Jamaica is often thought of as a vacation paradise with sandy white beaches, ocean breezes, palm trees and happy people who smile all the time and sip from drinks with umbrellas served in hollowed out coconuts. That is what the department of tourism would have you believe, anyways. Truth is, Jamaica has excellent tourism and around the Kingston area there is great wealth and it does look like all the travel brochures and the people who are native Jamaicans have a very nice quality of life.
However, for the rest of the island, there is extreme poverty. Saint Mary’s Parish, our travel destination, is the poorest parish in Jamaica. The average resident lives in a 10’ x 20’ house (hut) with no running water or electricity. There are little to no governmental assistance programs to meet the education and nutritional needs of the people. There is no transportation system to take children to and from school, so if a family wants their children educated they must barter for transportation or the children must walk…sometimes many miles, to attend school. The teen pregnancy rate is very high and there is a high prevalence of single, young, uneducated women raising multiple children alone because the teenaged father did not stick around and own up to the responsibility of parenting a child. Because of the low education rate of mothers, there are high infant mortality rates. There is a universal healthcare system, but the young mothers are not literate enough to work their way through the system to access the prenatal medical care they need. All major necessities are imported into Jamaica, including food. All the best farmable land is owned by wealthy corporations and used to grow sugarcane, bananas, coffee and citrus fruits.

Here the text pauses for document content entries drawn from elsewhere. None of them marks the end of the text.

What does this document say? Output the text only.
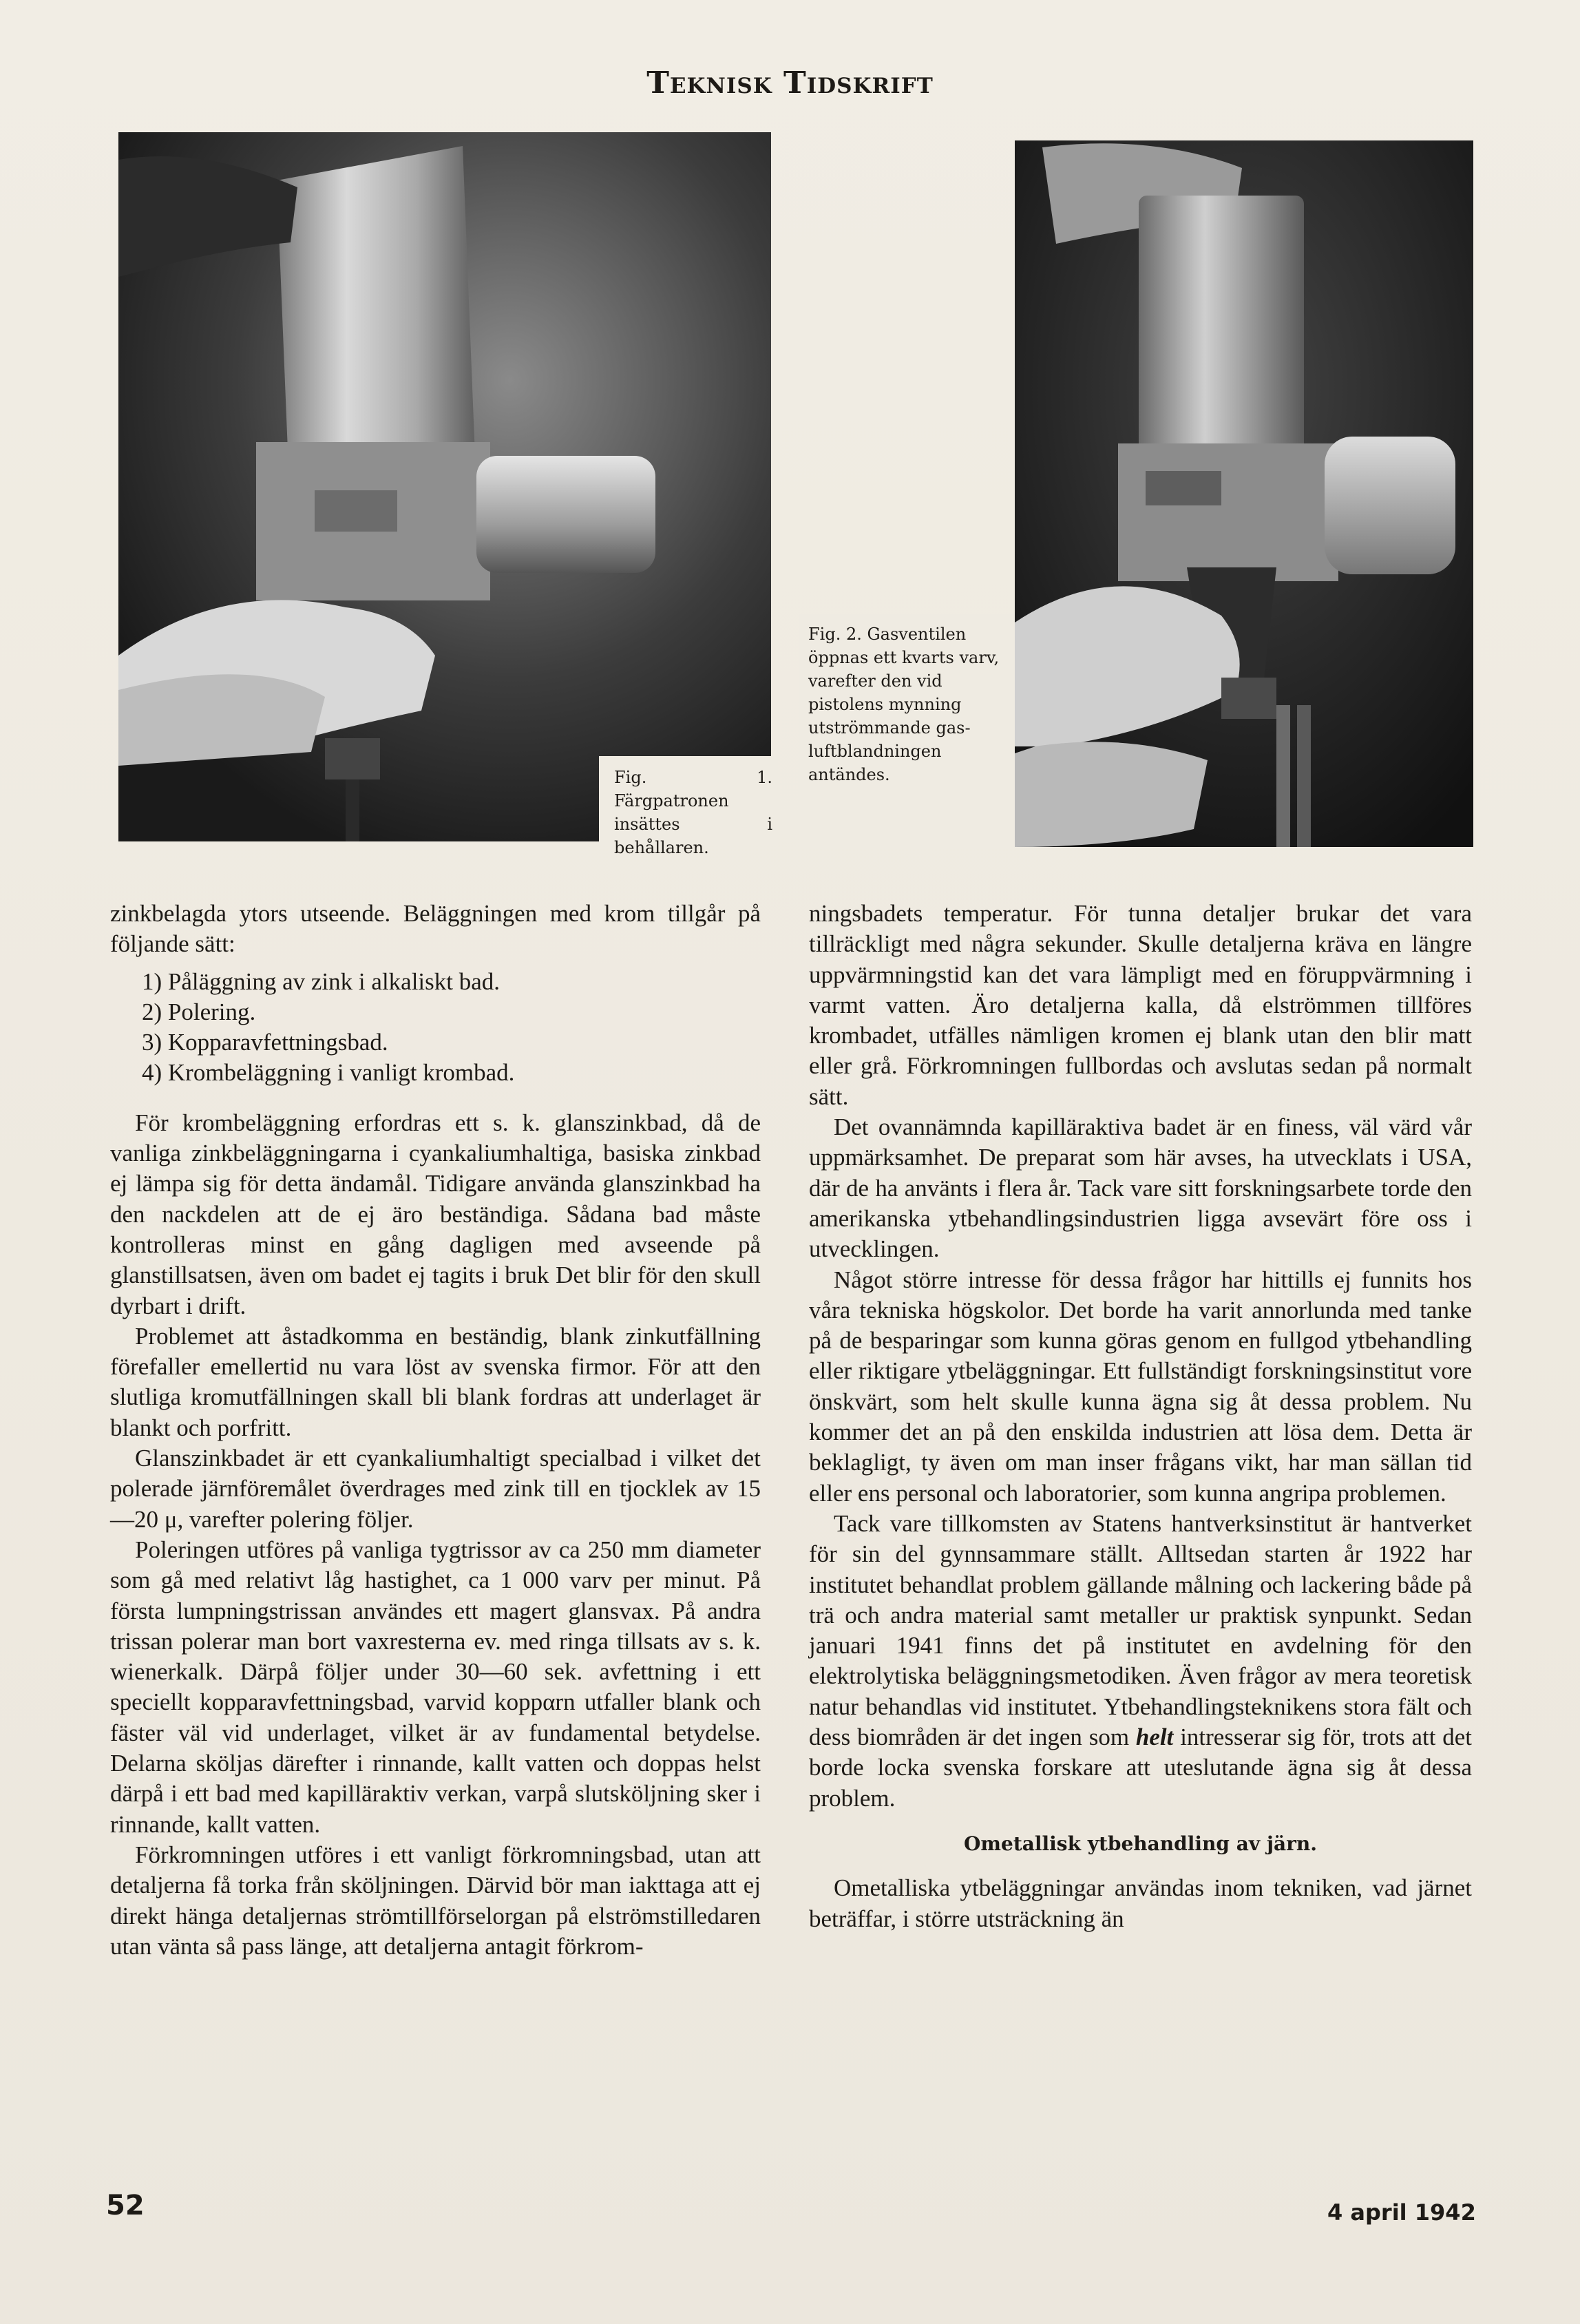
Teknisk Tidskrift
Fig. 1. Färgpatronen insättes i behållaren.
Fig. 2. Gasventilen öppnas ett kvarts varv, varefter den vid pistolens mynning utströmmande gas-luftblandningen antändes.

zinkbelagda ytors utseende. Beläggningen med krom tillgår på följande sätt:

1) Påläggning av zink i alkaliskt bad.
2) Polering.
3) Kopparavfettningsbad.
4) Krombeläggning i vanligt krombad.

För krombeläggning erfordras ett s. k. glanszinkbad, då de vanliga zinkbeläggningarna i cyankaliumhaltiga, basiska zinkbad ej lämpa sig för detta ändamål. Tidigare använda glanszinkbad ha den nackdelen att de ej äro beständiga. Sådana bad måste kontrolleras minst en gång dagligen med avseende på glanstillsatsen, även om badet ej tagits i bruk Det blir för den skull dyrbart i drift.

Problemet att åstadkomma en beständig, blank zinkutfällning förefaller emellertid nu vara löst av svenska firmor. För att den slutliga kromutfällningen skall bli blank fordras att underlaget är blankt och porfritt.

Glanszinkbadet är ett cyankaliumhaltigt specialbad i vilket det polerade järnföremålet överdrages med zink till en tjocklek av 15—20 μ, varefter polering följer.

Poleringen utföres på vanliga tygtrissor av ca 250 mm diameter som gå med relativt låg hastighet, ca 1 000 varv per minut. På första lumpningstrissan användes ett magert glansvax. På andra trissan polerar man bort vaxresterna ev. med ringa tillsats av s. k. wienerkalk. Därpå följer under 30—60 sek. avfettning i ett speciellt kopparavfettningsbad, varvid koppαrn utfaller blank och fäster väl vid underlaget, vilket är av fundamental betydelse. Delarna sköljas därefter i rinnande, kallt vatten och doppas helst därpå i ett bad med kapilläraktiv verkan, varpå slutsköljning sker i rinnande, kallt vatten.

Förkromningen utföres i ett vanligt förkromningsbad, utan att detaljerna få torka från sköljningen. Därvid bör man iakttaga att ej direkt hänga detaljernas strömtillförselorgan på elströmstilledaren utan vänta så pass länge, att detaljerna antagit förkrom-

ningsbadets temperatur. För tunna detaljer brukar det vara tillräckligt med några sekunder. Skulle detaljerna kräva en längre uppvärmningstid kan det vara lämpligt med en föruppvärmning i varmt vatten. Äro detaljerna kalla, då elströmmen tillföres krombadet, utfälles nämligen kromen ej blank utan den blir matt eller grå. Förkromningen fullbordas och avslutas sedan på normalt sätt.

Det ovannämnda kapilläraktiva badet är en finess, väl värd vår uppmärksamhet. De preparat som här avses, ha utvecklats i USA, där de ha använts i flera år. Tack vare sitt forskningsarbete torde den amerikanska ytbehandlingsindustrien ligga avsevärt före oss i utvecklingen.

Något större intresse för dessa frågor har hittills ej funnits hos våra tekniska högskolor. Det borde ha varit annorlunda med tanke på de besparingar som kunna göras genom en fullgod ytbehandling eller riktigare ytbeläggningar. Ett fullständigt forskningsinstitut vore önskvärt, som helt skulle kunna ägna sig åt dessa problem. Nu kommer det an på den enskilda industrien att lösa dem. Detta är beklagligt, ty även om man inser frågans vikt, har man sällan tid eller ens personal och laboratorier, som kunna angripa problemen.

Tack vare tillkomsten av Statens hantverksinstitut är hantverket för sin del gynnsammare ställt. Alltsedan starten år 1922 har institutet behandlat problem gällande målning och lackering både på trä och andra material samt metaller ur praktisk synpunkt. Sedan januari 1941 finns det på institutet en avdelning för den elektrolytiska beläggningsmetodiken. Även frågor av mera teoretisk natur behandlas vid institutet. Ytbehandlingsteknikens stora fält och dess biområden är det ingen som helt intresserar sig för, trots att det borde locka svenska forskare att uteslutande ägna sig åt dessa problem.

Ometallisk ytbehandling av järn.

Ometalliska ytbeläggningar användas inom tekniken, vad järnet beträffar, i större utsträckning än

52	4 april 1942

Due to tourism and plantation farming, land prices in Jamaica are very high and paid workers earn very little. Skilled laborers can expect to earn about $125 a week. Teachers earn around $100 a week. So, the disparity between extreme wealth and abject poverty is quite large. Jamaica’s middle-class population is practically non-existent. Jamaica is a third-world country in almost every sense of the word. The need is great, and yet this need is rarely recognized by the developed world because the only view we ever see is the view from a cruise ship or a beach chair.

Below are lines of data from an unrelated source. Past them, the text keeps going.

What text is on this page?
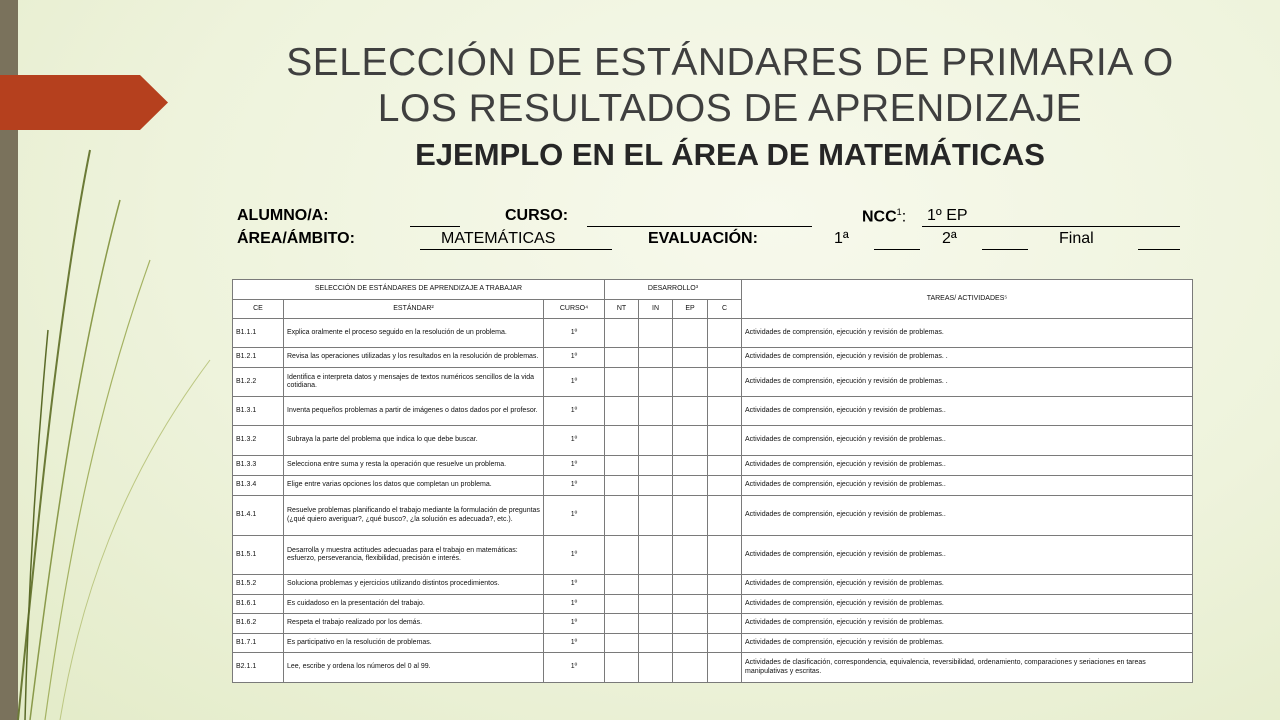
SELECCIÓN DE ESTÁNDARES DE PRIMARIA O
LOS RESULTADOS DE APRENDIZAJE
EJEMPLO EN EL ÁREA DE MATEMÁTICAS
ALUMNO/A:	CURSO:	NCC$^1$: 1º EP
ÁREA/ÁMBITO:	MATEMÁTICAS	EVALUACIÓN:	1ª	2ª	Final
SELECCIÓN DE ESTÁNDARES DE APRENDIZAJE A TRABAJAR			DESARROLLO³				TAREAS/ ACTIVIDADES⁵
CE	ESTÁNDAR²	CURSO⁴	NT	IN	EP	C	
B1.1.1	Explica oralmente el proceso seguido en la resolución de un problema.	1º					Actividades de comprensión, ejecución y revisión de problemas.
B1.2.1	Revisa las operaciones utilizadas y los resultados en la resolución de problemas.	1º					Actividades de comprensión, ejecución y revisión de problemas. .
B1.2.2	Identifica e interpreta datos y mensajes de textos numéricos sencillos de la vida cotidiana.	1º					Actividades de comprensión, ejecución y revisión de problemas. .
B1.3.1	Inventa pequeños problemas a partir de imágenes o datos dados por el profesor.	1º					Actividades de comprensión, ejecución y revisión de problemas..
B1.3.2	Subraya la parte del problema que indica lo que debe buscar.	1º					Actividades de comprensión, ejecución y revisión de problemas..
B1.3.3	Selecciona entre suma y resta la operación que resuelve un problema.	1º					Actividades de comprensión, ejecución y revisión de problemas..
B1.3.4	Elige entre varias opciones los datos que completan un problema.	1º					Actividades de comprensión, ejecución y revisión de problemas..
B1.4.1	Resuelve problemas planificando el trabajo mediante la formulación de preguntas (¿qué quiero averiguar?, ¿qué busco?, ¿la solución es adecuada?, etc.).	1º					Actividades de comprensión, ejecución y revisión de problemas..
B1.5.1	Desarrolla y muestra actitudes adecuadas para el trabajo en matemáticas: esfuerzo, perseverancia, flexibilidad, precisión e interés.	1º					Actividades de comprensión, ejecución y revisión de problemas..
B1.5.2	Soluciona problemas y ejercicios utilizando distintos procedimientos.	1º					Actividades de comprensión, ejecución y revisión de problemas.
B1.6.1	Es cuidadoso en la presentación del trabajo.	1º					Actividades de comprensión, ejecución y revisión de problemas.
B1.6.2	Respeta el trabajo realizado por los demás.	1º					Actividades de comprensión, ejecución y revisión de problemas.
B1.7.1	Es participativo en la resolución de problemas.	1º					Actividades de comprensión, ejecución y revisión de problemas.
B2.1.1	Lee, escribe y ordena los números del 0 al 99.	1º					Actividades de clasificación, correspondencia, equivalencia, reversibilidad, ordenamiento, comparaciones y seriaciones en tareas manipulativas y escritas.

Our youth would like to go to Jamaica to work with organizations seeking to alleviate some of the need that is so great on this beautiful island. They ask for your support in helping them to realize this dream and they ask for your love and prayers as they travel as representatives of this congregation. Mission experiences have the potential to be life-changing events in the lives of our young ones. The work that God can do in the heart of a person as they seek to be God’s working body in the world is nothing less than spectacular.
Join us and offer your donations to our cause as we have fellowship and fun throughout the year working to raise money for this excursion.